I can't say I reboot on any periodic basis. My shop is 7x24 LIMITED downtime, etc. and downtime is viewed with anathema.
Depending on the applications running, I may periodically search-and-destroy orphan processes. I had a case recently where I could not close a destroy a socket (on 10.20) and therefore could not reuse its port number until a reboot. Rather than reboot it was easier to assign the application another port.
While I do look for opportunities to reboot (for reasons of patch application, etc.), I do not schedule periodic reboots.
Most HP internal projects have a regular maintenance period of once per quarter. So every 3 months we would be allowed to have a server for a weekend to install say a new quarterly GR bundle, just do a reboot to clean things up, or other maintenance.
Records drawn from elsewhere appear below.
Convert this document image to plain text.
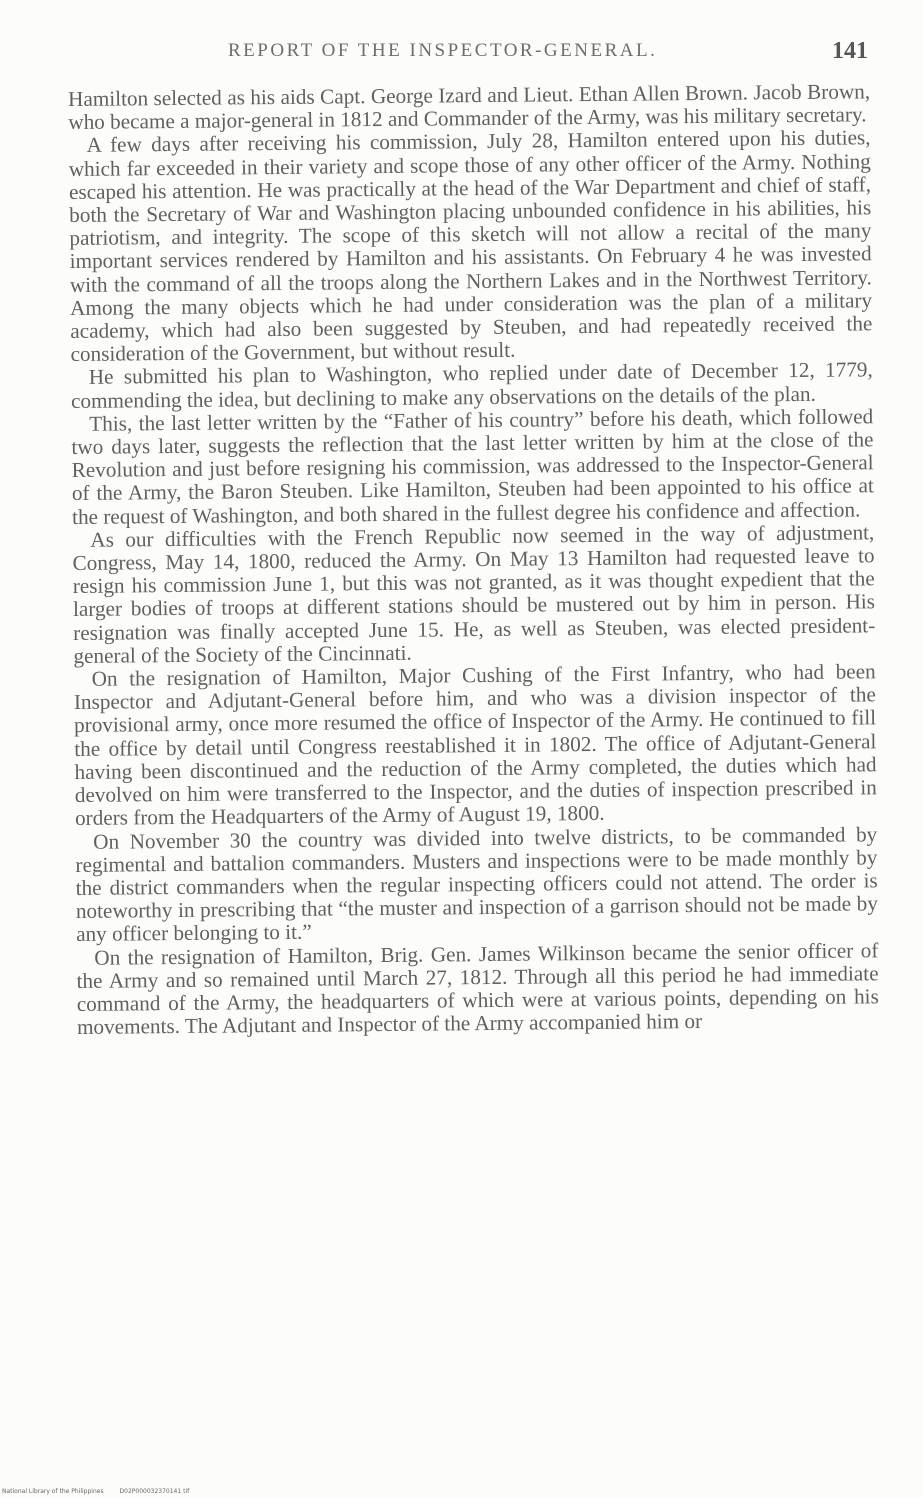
REPORT OF THE INSPECTOR-GENERAL.	141

Hamilton selected as his aids Capt. George Izard and Lieut. Ethan Allen Brown. Jacob Brown, who became a major-general in 1812 and Commander of the Army, was his military secretary.

A few days after receiving his commission, July 28, Hamilton entered upon his duties, which far exceeded in their variety and scope those of any other officer of the Army. Nothing escaped his attention. He was practically at the head of the War Department and chief of staff, both the Secretary of War and Washington placing unbounded confidence in his abilities, his patriotism, and integrity. The scope of this sketch will not allow a recital of the many important services rendered by Hamilton and his assistants. On February 4 he was invested with the command of all the troops along the Northern Lakes and in the Northwest Territory. Among the many objects which he had under consideration was the plan of a military academy, which had also been suggested by Steuben, and had repeatedly received the consideration of the Government, but without result.

He submitted his plan to Washington, who replied under date of December 12, 1779, commending the idea, but declining to make any observations on the details of the plan.

This, the last letter written by the “Father of his country” before his death, which followed two days later, suggests the reflection that the last letter written by him at the close of the Revolution and just before resigning his commission, was addressed to the Inspector-General of the Army, the Baron Steuben. Like Hamilton, Steuben had been appointed to his office at the request of Washington, and both shared in the fullest degree his confidence and affection.

As our difficulties with the French Republic now seemed in the way of adjustment, Congress, May 14, 1800, reduced the Army. On May 13 Hamilton had requested leave to resign his commission June 1, but this was not granted, as it was thought expedient that the larger bodies of troops at different stations should be mustered out by him in person. His resignation was finally accepted June 15. He, as well as Steuben, was elected president-general of the Society of the Cincinnati.

On the resignation of Hamilton, Major Cushing of the First Infantry, who had been Inspector and Adjutant-General before him, and who was a division inspector of the provisional army, once more resumed the office of Inspector of the Army. He continued to fill the office by detail until Congress reestablished it in 1802. The office of Adjutant-General having been discontinued and the reduction of the Army completed, the duties which had devolved on him were transferred to the Inspector, and the duties of inspection prescribed in orders from the Headquarters of the Army of August 19, 1800.

On November 30 the country was divided into twelve districts, to be commanded by regimental and battalion commanders. Musters and inspections were to be made monthly by the district commanders when the regular inspecting officers could not attend. The order is noteworthy in prescribing that “the muster and inspection of a garrison should not be made by any officer belonging to it.”

On the resignation of Hamilton, Brig. Gen. James Wilkinson became the senior officer of the Army and so remained until March 27, 1812. Through all this period he had immediate command of the Army, the headquarters of which were at various points, depending on his movements. The Adjutant and Inspector of the Army accompanied him or

National Library of the Philippines	D02P000032370141 tif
Ive seen servers which have been cloned - thus very tightly controlled - which have been up and running fine for over 3 years (10.20) so you certainly dont NEED to reboot regularly. But as HP release patch bundles every quarter rebooting every quarter to install them (which you should doing to keep uptodate) seems like a logical timeframe.
I have one weekend a month that I get the machines and do maintenance (patches, db work, etc.) and do at least one reboot. I have gone 2 months without a reboot, but I prefer to reboot the machines once a month whether they need it or not.
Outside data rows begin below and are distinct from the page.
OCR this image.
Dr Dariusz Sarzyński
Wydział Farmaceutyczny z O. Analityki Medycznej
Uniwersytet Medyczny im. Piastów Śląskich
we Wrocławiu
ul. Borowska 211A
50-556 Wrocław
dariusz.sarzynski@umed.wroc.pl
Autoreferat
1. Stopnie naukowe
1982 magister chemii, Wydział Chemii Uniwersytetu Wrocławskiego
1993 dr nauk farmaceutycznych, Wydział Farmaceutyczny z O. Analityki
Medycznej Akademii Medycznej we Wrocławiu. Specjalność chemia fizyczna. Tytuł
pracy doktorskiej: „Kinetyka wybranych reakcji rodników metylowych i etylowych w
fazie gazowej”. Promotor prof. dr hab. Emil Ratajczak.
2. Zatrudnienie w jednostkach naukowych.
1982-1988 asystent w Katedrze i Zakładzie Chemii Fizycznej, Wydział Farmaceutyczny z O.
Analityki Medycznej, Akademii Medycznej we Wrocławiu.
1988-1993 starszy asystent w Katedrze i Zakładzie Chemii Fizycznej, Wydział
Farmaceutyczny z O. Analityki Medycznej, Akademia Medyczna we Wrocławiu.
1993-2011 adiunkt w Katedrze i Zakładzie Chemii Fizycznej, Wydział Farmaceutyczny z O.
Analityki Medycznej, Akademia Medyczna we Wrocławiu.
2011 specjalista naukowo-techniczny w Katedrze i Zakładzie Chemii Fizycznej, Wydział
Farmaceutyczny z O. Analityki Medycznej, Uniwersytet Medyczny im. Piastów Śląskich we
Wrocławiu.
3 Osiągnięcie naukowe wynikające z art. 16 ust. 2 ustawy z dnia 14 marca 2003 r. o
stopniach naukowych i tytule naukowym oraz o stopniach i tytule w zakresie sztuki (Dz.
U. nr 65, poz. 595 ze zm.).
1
Im would be happy if I could do a monthly maintenance (...) I can still dream, the only cases I have are:
System panic (very very rare)
New kernel
Patches
But then when I say it needs rebooting after the patch install, usually I get for reply: install the patch ONLY if we are in trouble
So as you can see, if you can decide, Id say once a month with full diags behind could be a good thing, once a week just a simple reboot would initialize all the logs again, cleanup...
I reboot my servers once a month on a set schedule. I have negotiated with all my users for a half hour on a particular day (usually Sunday morning). I have 30 servers and stagger the reboots over the month -- 1 server reboots at 1:30 the 1st Sunday of the month; another server at 2:30 the 1st Sunday; another at 1:30 the 2nd Sunday, etc. It works out pretty well. Depending on your application, I find once a month is fine.
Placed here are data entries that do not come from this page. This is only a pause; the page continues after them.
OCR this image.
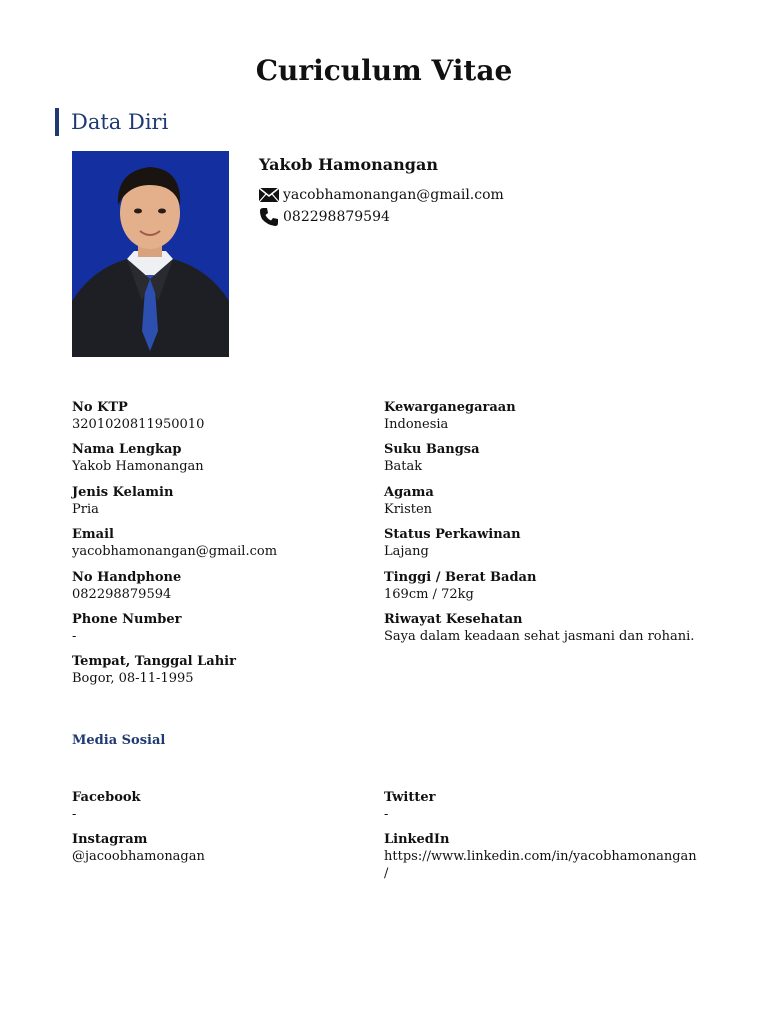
Curiculum Vitae
Data Diri
Yakob Hamonangan
yacobhamonangan@gmail.com
082298879594
No KTP
3201020811950010
Nama Lengkap
Yakob Hamonangan
Jenis Kelamin
Pria
Email
yacobhamonangan@gmail.com
No Handphone
082298879594
Phone Number
-
Tempat, Tanggal Lahir
Bogor, 08-11-1995
Kewarganegaraan
Indonesia
Suku Bangsa
Batak
Agama
Kristen
Status Perkawinan
Lajang
Tinggi / Berat Badan
169cm / 72kg
Riwayat Kesehatan
Saya dalam keadaan sehat jasmani dan rohani.
Media Sosial
Facebook
-
Twitter
-
Instagram
@jacoobhamonagan
LinkedIn
https://www.linkedin.com/in/yacobhamonangan
/
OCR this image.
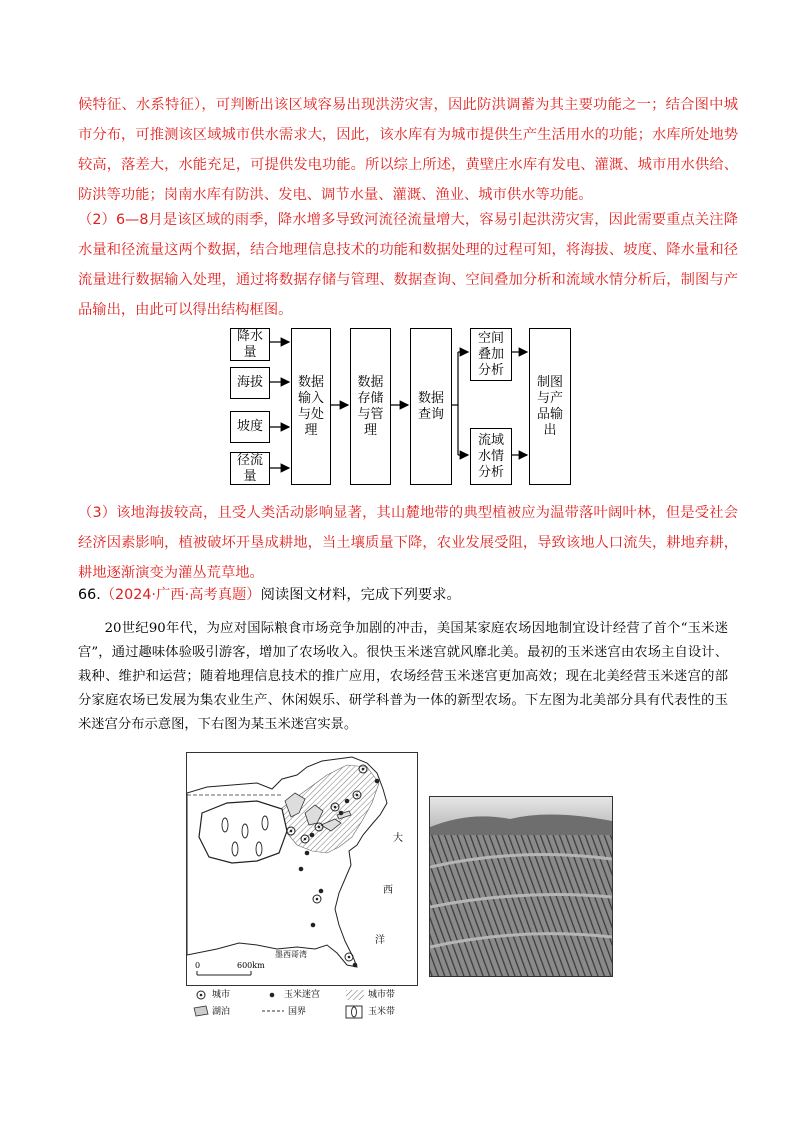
候特征、水系特征），可判断出该区域容易出现洪涝灾害，因此防洪调蓄为其主要功能之一；结合图中城市分布，可推测该区域城市供水需求大，因此，该水库有为城市提供生产生活用水的功能；水库所处地势较高，落差大，水能充足，可提供发电功能。所以综上所述，黄壁庄水库有发电、灌溉、城市用水供给、防洪等功能；岗南水库有防洪、发电、调节水量、灌溉、渔业、城市供水等功能。

（2）6—8月是该区域的雨季，降水增多导致河流径流量增大，容易引起洪涝灾害，因此需要重点关注降水量和径流量这两个数据，结合地理信息技术的功能和数据处理的过程可知，将海拔、坡度、降水量和径流量进行数据输入处理，通过将数据存储与管理、数据查询、空间叠加分析和流域水情分析后，制图与产品输出，由此可以得出结构框图。

降水量
海拔
坡度
径流量
数据输入与处理
数据存储与管理
数据查询
空间叠加分析
流域水情分析
制图与产品输出

（3）该地海拔较高，且受人类活动影响显著，其山麓地带的典型植被应为温带落叶阔叶林，但是受社会经济因素影响，植被破坏开垦成耕地，当土壤质量下降，农业发展受阻，导致该地人口流失，耕地弃耕，耕地逐渐演变为灌丛荒草地。

66.（2024·广西·高考真题）阅读图文材料，完成下列要求。

20世纪90年代，为应对国际粮食市场竞争加剧的冲击，美国某家庭农场因地制宜设计经营了首个“玉米迷宫”，通过趣味体验吸引游客，增加了农场收入。很快玉米迷宫就风靡北美。最初的玉米迷宫由农场主自设计、栽种、维护和运营；随着地理信息技术的推广应用，农场经营玉米迷宫更加高效；现在北美经营玉米迷宫的部分家庭农场已发展为集农业生产、休闲娱乐、研学科普为一体的新型农场。下左图为北美部分具有代表性的玉米迷宫分布示意图，下右图为某玉米迷宫实景。

大
西
洋
墨西哥湾
0	600km
城市	玉米迷宫	城市带
湖泊	国界	玉米带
Server reboots are something we all seem to like to do and as said before it gives the system a chance to clean itself up.
Being in a 24/7 environment means that I get appox 2 hours/month to patch, fix and reboot, although last year one of my production servers was up and live for over 11 months.
We then had the Spanish inquisition as to why I wanted to reboot it.
Most Sys Admins would love to have more time offline but we do not always get it.
Providing you are watching what is going on and controlling /trapping /killing where necessary.
Also if you can use one machine to monitor another then do not panic.
Hey, we's all love to have regular downtime on every server. It makes our jobs easier. It also prevents our users from working.
I have negotiated a monthly reboot & PMC window on most servers in my present environment. But if processing needs overide, then the reboot doesn't happen. Some problems require a reboot to correct, many others are easier to correct with a reboot, but on a well-managed box you should not *need* to reboot frequently.
Of course, this assumes that your applications programmers are capable of writing highly-specialized code like "free()". Bad code ==> downtime. Always. There's only so much an admin can do.
I believe if a systems uptime is high the application and OS are functioning pretty good, and it also depends on the service level agreement i.e. 24x7 etc.. therfore we should have relevant scripts running on the servers to monitor for rogue procesess, disk usages etc.. , or unless we are applying a patch which requires a reboot and if we have internal predict modem which is locked and to unlock we have to reboot the server .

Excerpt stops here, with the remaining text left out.